Cuatro tapas y manijas amarillas
Enrique José Decarli
Argentina
Miguel llega, aplaude o toca el timbre. Espera junto a la reja; a los pies, la caja negra: cuatro tapas y manijas amarillas. Minutos antes del horario que prometió venir, me paro tras la ventana, me gusta verlo llamar. Me gusta verlo esperar y pensar: qué pensará Miguel mientras espera. Abro la puerta y le hago señas. La reja está sin llave, Miguel, pase. Y pasa. Primero la caja, después Miguel.
En el umbral me da la mano y sonríe. Dice que tiene que cambiar la caja. Las tapas se le abren solas de tan falseadas. Le digo que sí, que debería, pero no le creo nada. Miguel siempre está por cambiar la caja. Adentro me mira y ya lo sé. No quiere perder tiempo. Entonces lo guío, Por acá Miguel, al fondo. Por cada ambiente que atraviesa dice permiso. Adelante, digo yo por cada ambiente que atravesamos. En el patio, por ejemplo, lo pongo frente al enemigo. Mi enemigo, en realidad. Mis enemigos no son los mismos que los de Miguel. Miguel es amigo de la cisterna, de las cajas de luz, de los rollos de cortina. Se para frente al bombeador y lo desarma con la mirada. Funde el metal. Penetra el mecanismo y vuelve a mirarme. Entiendo que debo irme. La única condición que puso la primera vez que lo contraté: Jefe…, yo laburo solo.

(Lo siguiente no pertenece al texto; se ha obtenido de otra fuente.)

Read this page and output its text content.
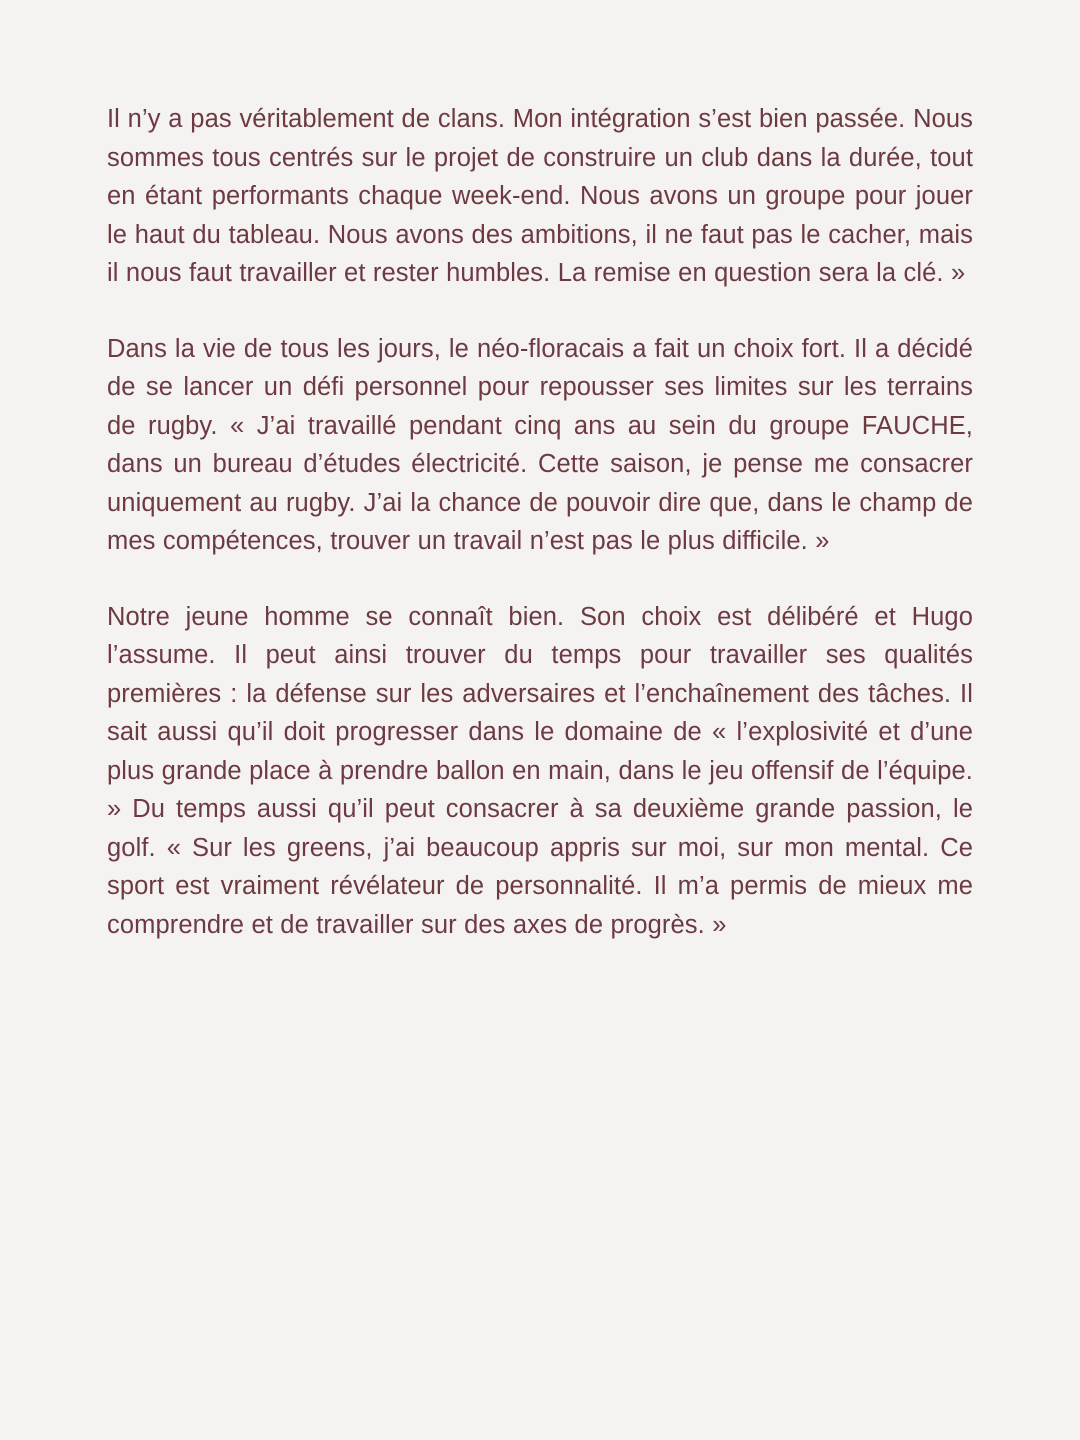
Il n’y a pas véritablement de clans. Mon intégration s’est bien passée. Nous sommes tous centrés sur le projet de construire un club dans la durée, tout en étant performants chaque week-end. Nous avons un groupe pour jouer le haut du tableau. Nous avons des ambitions, il ne faut pas le cacher, mais il nous faut travailler et rester humbles. La remise en question sera la clé. »

Dans la vie de tous les jours, le néo-floracais a fait un choix fort. Il a décidé de se lancer un défi personnel pour repousser ses limites sur les terrains de rugby. « J’ai travaillé pendant cinq ans au sein du groupe FAUCHE, dans un bureau d’études électricité. Cette saison, je pense me consacrer uniquement au rugby. J’ai la chance de pouvoir dire que, dans le champ de mes compétences, trouver un travail n’est pas le plus difficile. »

Notre jeune homme se connaît bien. Son choix est délibéré et Hugo l’assume. Il peut ainsi trouver du temps pour travailler ses qualités premières : la défense sur les adversaires et l’enchaînement des tâches. Il sait aussi qu’il doit progresser dans le domaine de « l’explosivité et d’une plus grande place à prendre ballon en main, dans le jeu offensif de l’équipe. » Du temps aussi qu’il peut consacrer à sa deuxième grande passion, le golf. « Sur les greens, j’ai beaucoup appris sur moi, sur mon mental. Ce sport est vraiment révélateur de personnalité. Il m’a permis de mieux me comprendre et de travailler sur des axes de progrès. »
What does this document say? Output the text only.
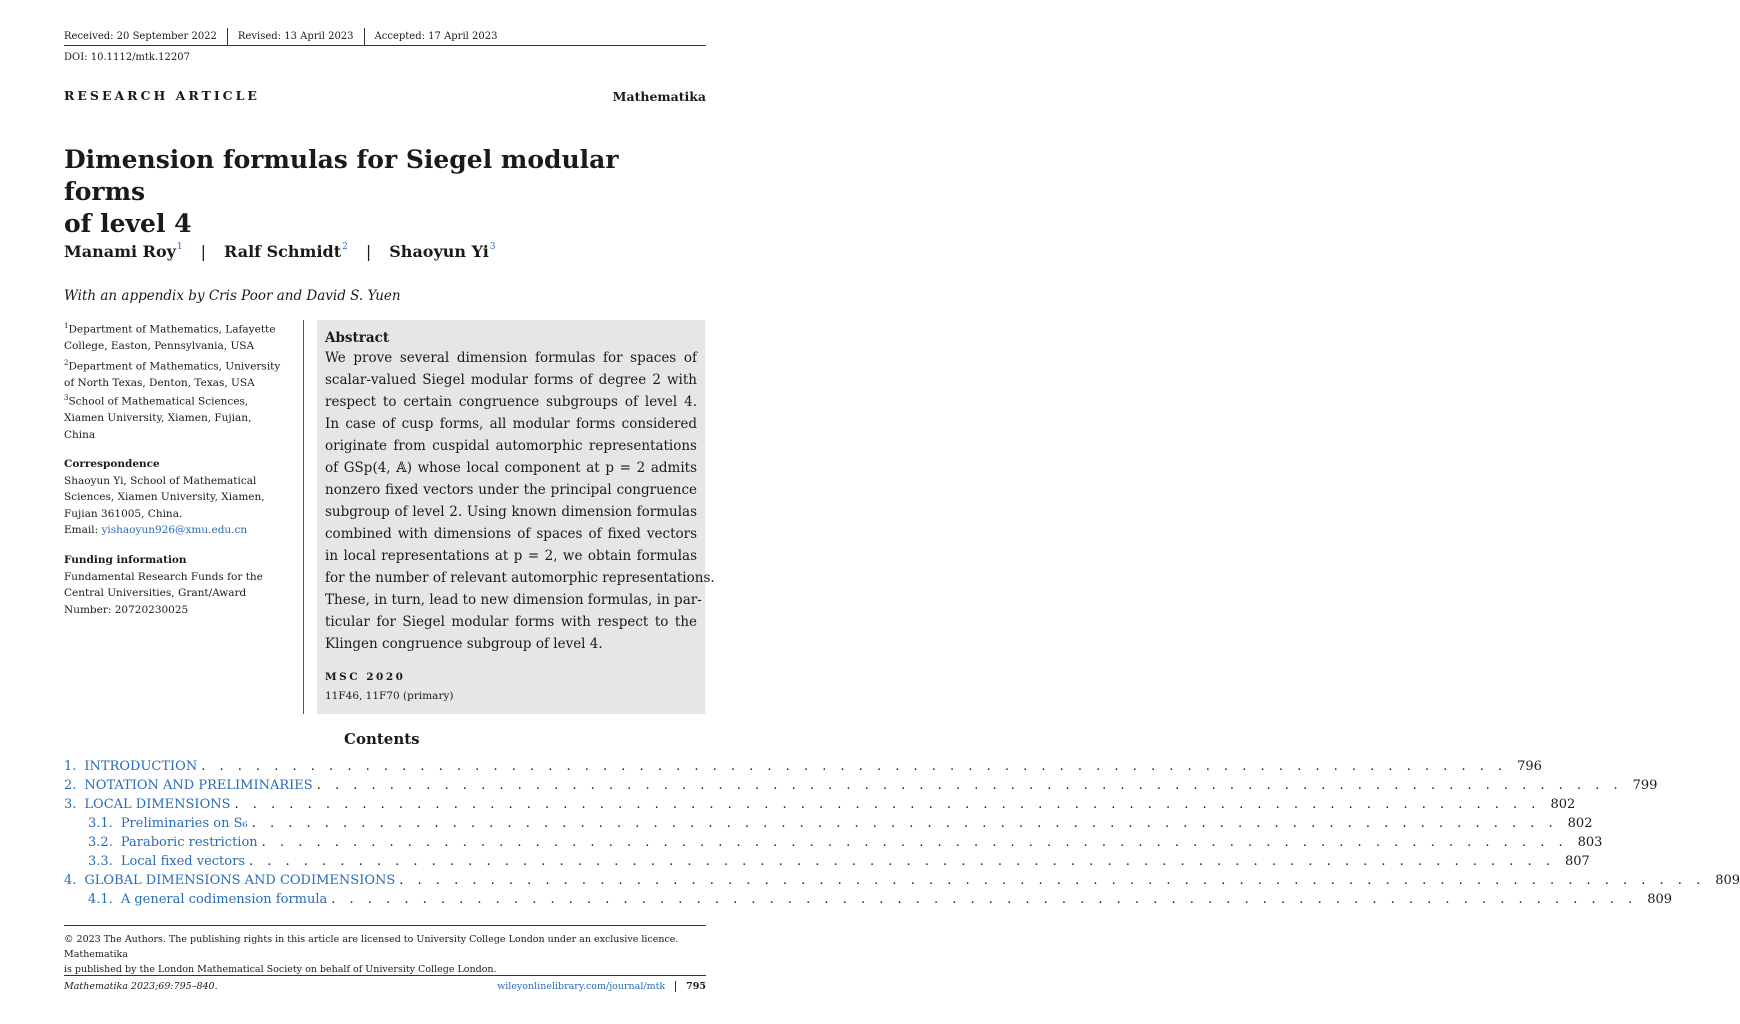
Received: 20 September 2022	Revised: 13 April 2023	Accepted: 17 April 2023
DOI: 10.1112/mtk.12207
RESEARCH ARTICLE	Mathematika
Dimension formulas for Siegel modular forms
of level 4
Manami Roy$^1$ | Ralf Schmidt$^2$ | Shaoyun Yi$^3$
With an appendix by Cris Poor and David S. Yuen
$^1$Department of Mathematics, Lafayette
College, Easton, Pennsylvania, USA
$^2$Department of Mathematics, University
of North Texas, Denton, Texas, USA
$^3$School of Mathematical Sciences,
Xiamen University, Xiamen, Fujian,
China
Correspondence
Shaoyun Yi, School of Mathematical
Sciences, Xiamen University, Xiamen,
Fujian 361005, China.
Email: yishaoyun926@xmu.edu.cn
Funding information
Fundamental Research Funds for the
Central Universities, Grant/Award
Number: 20720230025
Abstract
We prove several dimension formulas for spaces of
scalar-valued Siegel modular forms of degree 2 with
respect to certain congruence subgroups of level 4.
In case of cusp forms, all modular forms considered
originate from cuspidal automorphic representations
of GSp(4, 𝔸) whose local component at p = 2 admits
nonzero fixed vectors under the principal congruence
subgroup of level 2. Using known dimension formulas
combined with dimensions of spaces of fixed vectors
in local representations at p = 2, we obtain formulas
for the number of relevant automorphic representations.
These, in turn, lead to new dimension formulas, in par-
ticular for Siegel modular forms with respect to the
Klingen congruence subgroup of level 4.
MSC 2020
11F46, 11F70 (primary)
Contents
1. INTRODUCTION . . . . . . . . . . . . . . . . . . . . . . . . . . . . . . . . . . . . . . . . . . . . . . . . . . . . . . . . . . . . . . . . . . . . . . . . 796
2. NOTATION AND PRELIMINARIES . . . . . . . . . . . . . . . . . . . . . . . . . . . . . . . . . . . . . . . . . . . . . . . . . . . . . . . . . . . . . . . . . . . . . . . . 799
3. LOCAL DIMENSIONS . . . . . . . . . . . . . . . . . . . . . . . . . . . . . . . . . . . . . . . . . . . . . . . . . . . . . . . . . . . . . . . . . . . . . . . . 802
3.1. Preliminaries on S₆ . . . . . . . . . . . . . . . . . . . . . . . . . . . . . . . . . . . . . . . . . . . . . . . . . . . . . . . . . . . . . . . . . . . . . . . . 802
3.2. Paraboric restriction . . . . . . . . . . . . . . . . . . . . . . . . . . . . . . . . . . . . . . . . . . . . . . . . . . . . . . . . . . . . . . . . . . . . . . . . 803
3.3. Local fixed vectors . . . . . . . . . . . . . . . . . . . . . . . . . . . . . . . . . . . . . . . . . . . . . . . . . . . . . . . . . . . . . . . . . . . . . . . . 807
4. GLOBAL DIMENSIONS AND CODIMENSIONS . . . . . . . . . . . . . . . . . . . . . . . . . . . . . . . . . . . . . . . . . . . . . . . . . . . . . . . . . . . . . . . . . . . . . . . . 809
4.1. A general codimension formula . . . . . . . . . . . . . . . . . . . . . . . . . . . . . . . . . . . . . . . . . . . . . . . . . . . . . . . . . . . . . . . . . . . . . . . . 809
© 2023 The Authors. The publishing rights in this article are licensed to University College London under an exclusive licence. Mathematika
is published by the London Mathematical Society on behalf of University College London.
Mathematika 2023;69:795–840.	wileyonlinelibrary.com/journal/mtk	795
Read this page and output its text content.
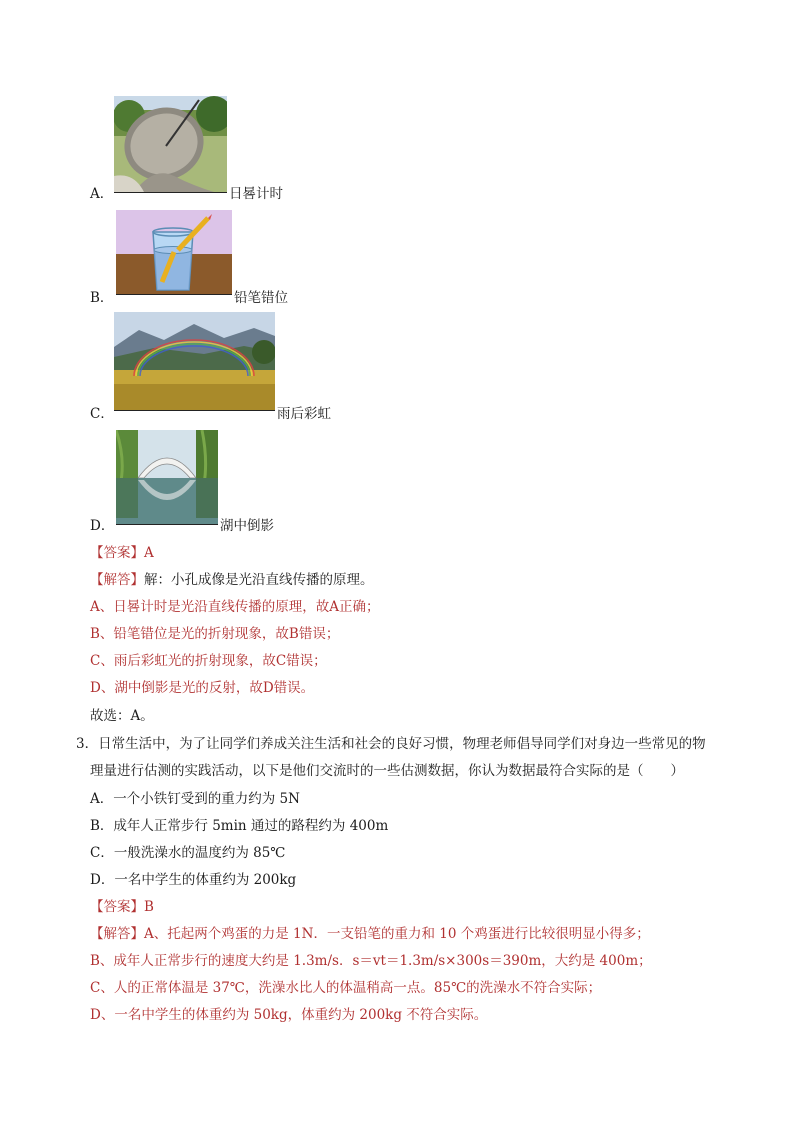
A．	日晷计时
B．	铅笔错位
C．	雨后彩虹
D．	湖中倒影
【答案】A
【解答】解：小孔成像是光沿直线传播的原理。
A、日晷计时是光沿直线传播的原理，故A正确；
B、铅笔错位是光的折射现象，故B错误；
C、雨后彩虹光的折射现象，故C错误；
D、湖中倒影是光的反射，故D错误。
故选：A。
3．日常生活中，为了让同学们养成关注生活和社会的良好习惯，物理老师倡导同学们对身边一些常见的物
理量进行估测的实践活动，以下是他们交流时的一些估测数据，你认为数据最符合实际的是（　　）
A．一个小铁钉受到的重力约为 5N
B．成年人正常步行 5min 通过的路程约为 400m
C．一般洗澡水的温度约为 85℃
D．一名中学生的体重约为 200kg
【答案】B
【解答】A、托起两个鸡蛋的力是 1N．一支铅笔的重力和 10 个鸡蛋进行比较很明显小得多；
B、成年人正常步行的速度大约是 1.3m/s．s＝vt＝1.3m/s×300s＝390m，大约是 400m；
C、人的正常体温是 37℃，洗澡水比人的体温稍高一点。85℃的洗澡水不符合实际；
D、一名中学生的体重约为 50kg，体重约为 200kg 不符合实际。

Él no lo sabe (o creo que no lo sabe). Hace tiempo me agarró curiosidad. Desde antes de que Miguel llegue, tengo elegido un escondite para espiarlo. Miguel camina por el patio. Mira a todos lados. Se asoma por la puerta del living, y confiado, supongo, en que nadie lo ve, vuelve al patio y abre la caja. Nunca pude ver adentro, no hubo escondite que me lo permitiera. Sé que es negra. Abismalmente negra. Sé que Miguel pierde los brazos hasta los hombros. A veces, el tronco, hasta la cintura, y las manos vuelven, de las profundidades, armadas con instrumentos rarísimos. No son herramientas comunes. Son cosas que jamás vi en ningún otro lado más que en manos de Miguel. Se arrodilla al lado del bombeador y le pregunta qué pasa. El bombeador dice, según el caso, lo que determina una u otra voz, que tiene la correa muy gastada, o el tapón sin teflón. Miguel lo acaricia. Todo bien, amigo, le dice, y empieza a desarmarlo. Ajusta acá y allá. Engrasa. Lija. Pregunta: Qué tal ahora. El bombeador dice: Mucho mejor.
En casa, y esto lo sé gracias a Miguel, hasta las llaves térmicas hablan. Por eso a veces tengo miedo. Miedo de que un día me delaten. Supe de rivalidades. De noviazgos. De roturas y separaciones de cables que terminaron en cortocircuito. Por el momento nunca escuché hablar mal de mí. Pero hay días en que me siento amenazado. Observado por mil filamentos incandescentes dispuestos a electrocutarme. Por el cucú, que sale a cantar cuando quiere. La cerradura, en el seno de su combinación, tiene el poder de encerrarme hasta que muera, solo, hambriento. Igual pienso. Pienso y espero. Nada de eso va a pasar mientras no deje de llamar a Miguel.
Entonces las herramientas caen en la caja. Caen como si cayeran al fondo del mar. Las cuatro tapas se cierran. Escucho a Miguel caminar por la cocina, pedir permiso, entrar al living. Listo, jefe. Salgo del escondite con un libro o el diario. Simulo que Miguel me interrumpió y Miguel se disculpa. Le digo que no es nada, le pregunto qué era. Siempre me dice algo distinto de lo que el bombeador o el lavarropas (o lo que sea que vino a arreglar) le dijo. Le pregunto cuánto es. Se rasca la cabeza. Saca cuentas mirando al piso. Cincuenta y dos pesos, dice. La única tarifa que le conozco, trabaje diez minutos, media hora o dos días enteros. Le pago y lo acompaño a la puerta. Me da la mano y sonríe. Hasta la próxima, dice. Y sale. Primero la caja. Después Miguel.